[Editorial] Public sector debt
Welfare reforms needed to curb rapid growth
By 이현주Published : Dec. 27, 2015 - 17:52
Korea’s public sector debt is continuing to grow at a fast pace, as welfare expenditures have increased sharply without a corresponding increase in the government’s tax income. As debt-financed welfare expansion is unsustainable, the government needs to find a remedy before the problem gets worse.
A tally released by the Ministry of Strategy and Finance shows Korea’s public sector debt reached 957.3 trillion won in 2014, amounting to 64.5 percent of the country’s gross domestic product.
Of the total, national debt, or D1, which is comprised of central and local government debt, accounted for 533.2 trillion won, or 35.9 percent of GDP.
General government debt, or D2, which combines D1 and nonprofit public institution debt, amounted to 620.6 trillion won, or 41.8 percent of GDP.
Public sector debt, or D3, consists of D2 and non-financial public corporation debt.
Compared with other OECD countries, Korea’s public sector debt-to-GDP ratio cannot be seen as particularly high. In fact, it is the second-lowest after Mexico. Yet the pace of growth is alarming.
In 2014, Korea’s public sector debt increased by 6.5 percent, about double the pace of its GDP growth. In the preceding two years, the growth rate was even higher, 9 percent in 2012 and 9.5 percent in 2013.
The rapid debt growth was due largely to tax shortfalls resulting from the sluggish economy. To finance the expanded welfare programs, the central government had to issue a large amount of bonds.

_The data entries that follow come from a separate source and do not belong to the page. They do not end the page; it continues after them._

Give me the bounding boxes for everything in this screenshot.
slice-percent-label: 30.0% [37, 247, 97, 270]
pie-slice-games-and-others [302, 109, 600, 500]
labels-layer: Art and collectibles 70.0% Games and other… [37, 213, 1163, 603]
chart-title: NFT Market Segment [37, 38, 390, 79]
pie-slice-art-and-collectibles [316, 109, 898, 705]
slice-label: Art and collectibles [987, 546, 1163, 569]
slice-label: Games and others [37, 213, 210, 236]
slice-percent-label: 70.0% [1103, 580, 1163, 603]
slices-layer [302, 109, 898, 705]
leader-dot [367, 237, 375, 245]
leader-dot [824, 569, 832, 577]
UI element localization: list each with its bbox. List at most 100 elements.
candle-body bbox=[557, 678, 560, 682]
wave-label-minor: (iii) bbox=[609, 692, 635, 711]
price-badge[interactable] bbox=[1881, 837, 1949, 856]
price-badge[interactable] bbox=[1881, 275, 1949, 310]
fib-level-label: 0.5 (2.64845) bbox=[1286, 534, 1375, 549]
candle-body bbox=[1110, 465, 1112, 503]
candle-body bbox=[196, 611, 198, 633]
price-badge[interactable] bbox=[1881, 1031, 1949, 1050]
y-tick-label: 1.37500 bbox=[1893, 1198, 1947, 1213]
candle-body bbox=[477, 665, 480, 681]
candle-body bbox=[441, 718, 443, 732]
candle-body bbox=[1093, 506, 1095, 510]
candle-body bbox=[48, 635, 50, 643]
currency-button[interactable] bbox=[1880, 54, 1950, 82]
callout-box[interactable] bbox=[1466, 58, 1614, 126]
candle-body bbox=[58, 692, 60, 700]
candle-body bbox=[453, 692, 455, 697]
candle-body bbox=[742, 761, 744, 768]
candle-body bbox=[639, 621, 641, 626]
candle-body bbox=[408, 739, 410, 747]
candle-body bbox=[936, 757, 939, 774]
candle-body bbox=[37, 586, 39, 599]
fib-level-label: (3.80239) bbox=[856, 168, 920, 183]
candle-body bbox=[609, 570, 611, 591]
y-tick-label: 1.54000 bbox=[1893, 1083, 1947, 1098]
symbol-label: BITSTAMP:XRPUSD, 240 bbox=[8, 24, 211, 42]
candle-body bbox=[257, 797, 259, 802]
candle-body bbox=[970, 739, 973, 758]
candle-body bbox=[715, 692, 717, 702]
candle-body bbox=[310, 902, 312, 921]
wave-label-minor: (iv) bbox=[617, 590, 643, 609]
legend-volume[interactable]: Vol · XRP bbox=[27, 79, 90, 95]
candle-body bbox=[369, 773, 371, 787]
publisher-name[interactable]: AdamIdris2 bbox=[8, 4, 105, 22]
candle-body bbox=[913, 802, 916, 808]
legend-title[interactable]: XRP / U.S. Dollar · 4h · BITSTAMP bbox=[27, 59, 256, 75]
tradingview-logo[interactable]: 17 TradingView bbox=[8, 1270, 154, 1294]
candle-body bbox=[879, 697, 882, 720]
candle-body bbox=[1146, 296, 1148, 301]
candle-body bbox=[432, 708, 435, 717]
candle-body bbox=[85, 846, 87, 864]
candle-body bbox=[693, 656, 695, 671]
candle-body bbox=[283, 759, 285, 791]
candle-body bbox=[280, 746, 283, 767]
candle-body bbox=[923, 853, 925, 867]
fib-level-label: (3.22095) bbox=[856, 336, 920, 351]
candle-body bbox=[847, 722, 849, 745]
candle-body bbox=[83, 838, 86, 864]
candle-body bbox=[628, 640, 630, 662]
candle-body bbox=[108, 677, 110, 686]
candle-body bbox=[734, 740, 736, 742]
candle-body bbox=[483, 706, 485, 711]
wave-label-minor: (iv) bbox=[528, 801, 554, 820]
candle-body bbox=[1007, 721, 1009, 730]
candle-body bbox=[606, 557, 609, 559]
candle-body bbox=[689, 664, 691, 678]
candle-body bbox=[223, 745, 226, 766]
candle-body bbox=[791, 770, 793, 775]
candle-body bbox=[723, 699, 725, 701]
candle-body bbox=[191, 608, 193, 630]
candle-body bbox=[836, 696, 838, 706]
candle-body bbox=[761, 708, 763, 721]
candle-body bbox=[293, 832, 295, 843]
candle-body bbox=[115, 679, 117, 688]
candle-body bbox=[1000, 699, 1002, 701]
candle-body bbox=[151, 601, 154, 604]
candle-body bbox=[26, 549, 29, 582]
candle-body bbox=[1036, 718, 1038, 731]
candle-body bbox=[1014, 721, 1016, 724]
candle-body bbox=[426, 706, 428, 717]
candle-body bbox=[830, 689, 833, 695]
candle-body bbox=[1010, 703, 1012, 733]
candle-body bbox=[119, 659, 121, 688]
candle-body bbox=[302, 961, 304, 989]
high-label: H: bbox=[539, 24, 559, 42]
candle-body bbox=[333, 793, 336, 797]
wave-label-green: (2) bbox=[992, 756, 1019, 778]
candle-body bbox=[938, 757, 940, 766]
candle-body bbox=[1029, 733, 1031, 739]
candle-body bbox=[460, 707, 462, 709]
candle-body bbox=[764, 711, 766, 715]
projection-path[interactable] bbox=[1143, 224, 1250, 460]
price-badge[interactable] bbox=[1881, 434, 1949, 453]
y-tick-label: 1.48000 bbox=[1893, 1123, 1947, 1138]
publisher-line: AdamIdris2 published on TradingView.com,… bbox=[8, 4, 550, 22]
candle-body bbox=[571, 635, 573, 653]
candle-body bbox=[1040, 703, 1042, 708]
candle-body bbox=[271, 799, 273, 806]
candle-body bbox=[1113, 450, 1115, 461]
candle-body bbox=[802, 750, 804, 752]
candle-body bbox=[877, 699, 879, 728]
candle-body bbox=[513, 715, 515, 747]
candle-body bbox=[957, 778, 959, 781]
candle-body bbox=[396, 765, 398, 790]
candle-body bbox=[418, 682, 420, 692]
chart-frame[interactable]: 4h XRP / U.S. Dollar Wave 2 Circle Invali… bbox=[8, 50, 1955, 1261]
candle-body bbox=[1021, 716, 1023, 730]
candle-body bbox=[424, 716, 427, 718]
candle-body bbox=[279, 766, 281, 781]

Last year, non-financial public corporation debt stood at 408.5 trillion won, an increase of a mere 2 trillion won from 2013. The small growth reflected the government’s efforts to curb it. Yet non-financial public corporations still accounted for about 43 percent of public sector debt, equal to 27.5 percent of the country’s annual output.
Korea’s public sector debt probably has already surpassed the 1,000 trillion won mark as national debt (D1) is expected to have surged from 533.2 trillion won in 2014 to 595 trillion won in 2015, due mainly to an estimated 46.5 trillion won fiscal deficit, the country’s largest ever.
Public sector debt is expected to continue to rise rapidly in the years to come as the government’s tax revenue is unlikely to grow as fast as welfare expenditures under current policies.
The government is sticking to the policy of expanding the welfare state without raising tax rates. Its strategy is to increase tax revenue by revitalizing the economy.
Yet the economy is unlikely to get out of its low-growth trap soon. Even if the economy does stage a robust recovery, tax revenue is not expected to increase much because these days economic growth is not accompanied by job growth. Tax revenue grows when the economy adds a large number of well-paying jobs.
All this implies the government needs to either collect more taxes or undertake welfare reforms to curb Korea’s national and public sector debt.